We should share saved variables and data across test suite blocks using TestVar methods.

When saving data to use across before, beforeEach, it, after, and afterEach blocks in a test suite, we should use TestVar.set and TestVar.get. This allows use to clearly identify variables we are saving for use between tests and easily reset them using TestVar.clear

We should strongly prefer creating test data unique to the running test

We should try to use unique values when querying for and asserting on returned data. We can use unique ids using generateUniqueId when we create test data via APIs and assert on the unique data in the tests.
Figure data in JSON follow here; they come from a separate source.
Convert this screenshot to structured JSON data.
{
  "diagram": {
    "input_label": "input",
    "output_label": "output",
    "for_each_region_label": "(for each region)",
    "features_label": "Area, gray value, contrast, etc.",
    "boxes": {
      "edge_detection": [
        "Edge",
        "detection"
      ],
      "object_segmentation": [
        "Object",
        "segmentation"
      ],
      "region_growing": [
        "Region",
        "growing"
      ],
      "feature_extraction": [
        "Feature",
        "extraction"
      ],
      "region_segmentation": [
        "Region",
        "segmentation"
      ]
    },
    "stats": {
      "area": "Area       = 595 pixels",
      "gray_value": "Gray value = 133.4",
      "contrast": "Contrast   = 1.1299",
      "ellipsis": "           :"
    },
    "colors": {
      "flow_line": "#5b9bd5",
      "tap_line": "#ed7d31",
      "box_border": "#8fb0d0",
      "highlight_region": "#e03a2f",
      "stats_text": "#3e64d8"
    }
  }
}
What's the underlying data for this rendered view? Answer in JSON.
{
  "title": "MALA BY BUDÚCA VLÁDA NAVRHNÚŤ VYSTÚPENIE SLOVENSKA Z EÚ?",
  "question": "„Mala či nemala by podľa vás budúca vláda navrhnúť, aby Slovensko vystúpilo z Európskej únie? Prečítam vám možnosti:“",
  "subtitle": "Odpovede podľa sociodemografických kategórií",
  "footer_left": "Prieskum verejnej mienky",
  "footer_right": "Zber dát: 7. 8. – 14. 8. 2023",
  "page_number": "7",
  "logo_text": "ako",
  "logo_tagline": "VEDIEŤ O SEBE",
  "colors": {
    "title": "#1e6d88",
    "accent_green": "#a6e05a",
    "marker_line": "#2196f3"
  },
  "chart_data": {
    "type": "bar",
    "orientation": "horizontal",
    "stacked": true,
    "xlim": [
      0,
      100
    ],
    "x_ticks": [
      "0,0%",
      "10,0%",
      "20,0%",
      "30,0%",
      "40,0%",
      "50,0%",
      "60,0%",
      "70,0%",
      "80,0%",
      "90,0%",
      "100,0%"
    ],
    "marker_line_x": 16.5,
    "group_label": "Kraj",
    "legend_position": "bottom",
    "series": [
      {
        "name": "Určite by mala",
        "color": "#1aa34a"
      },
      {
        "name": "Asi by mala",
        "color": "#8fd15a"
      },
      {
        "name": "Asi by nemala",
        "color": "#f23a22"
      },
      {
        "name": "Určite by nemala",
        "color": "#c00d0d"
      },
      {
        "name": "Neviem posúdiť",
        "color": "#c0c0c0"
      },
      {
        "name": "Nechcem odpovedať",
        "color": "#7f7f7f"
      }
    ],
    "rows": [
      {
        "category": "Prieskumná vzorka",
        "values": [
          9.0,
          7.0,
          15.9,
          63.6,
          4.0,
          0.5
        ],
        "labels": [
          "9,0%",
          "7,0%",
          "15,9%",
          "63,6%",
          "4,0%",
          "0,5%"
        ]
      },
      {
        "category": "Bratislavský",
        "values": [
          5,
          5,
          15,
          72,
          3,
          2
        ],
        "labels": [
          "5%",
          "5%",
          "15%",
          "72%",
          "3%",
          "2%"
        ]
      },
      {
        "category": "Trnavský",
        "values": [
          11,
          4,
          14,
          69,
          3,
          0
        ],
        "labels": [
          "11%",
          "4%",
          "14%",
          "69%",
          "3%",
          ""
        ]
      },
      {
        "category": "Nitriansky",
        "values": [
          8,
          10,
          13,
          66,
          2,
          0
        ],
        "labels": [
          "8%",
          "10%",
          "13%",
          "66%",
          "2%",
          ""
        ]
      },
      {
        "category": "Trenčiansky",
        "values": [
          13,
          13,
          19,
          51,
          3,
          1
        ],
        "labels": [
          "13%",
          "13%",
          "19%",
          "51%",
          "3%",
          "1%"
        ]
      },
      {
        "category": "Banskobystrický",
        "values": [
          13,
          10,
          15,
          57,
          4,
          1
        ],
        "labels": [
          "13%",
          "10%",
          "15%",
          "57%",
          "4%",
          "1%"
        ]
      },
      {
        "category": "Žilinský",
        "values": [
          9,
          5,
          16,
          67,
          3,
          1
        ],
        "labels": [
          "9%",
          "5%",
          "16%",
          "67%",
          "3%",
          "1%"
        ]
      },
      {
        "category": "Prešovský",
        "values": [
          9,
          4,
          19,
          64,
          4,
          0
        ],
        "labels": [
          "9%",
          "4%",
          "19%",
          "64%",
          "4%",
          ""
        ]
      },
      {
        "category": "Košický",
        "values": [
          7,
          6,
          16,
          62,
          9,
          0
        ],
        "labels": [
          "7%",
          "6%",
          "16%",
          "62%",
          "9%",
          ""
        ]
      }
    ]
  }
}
We should always add message parameter to expect statements

We should always add the message parameter to our expect statements to make reading the test report clear. For example, expect(contentId).is.not.null will be reported in the test report as "Expected null to not be null" which doesn't make clear you are checking contentId. If you write expect(contentId, 'content id').to.be.null then its reported as "content id: expected null to not to be null" which is much clearer when debugging a test that has multiple expect statements. We should write short messages that make the test report easy to read and debug.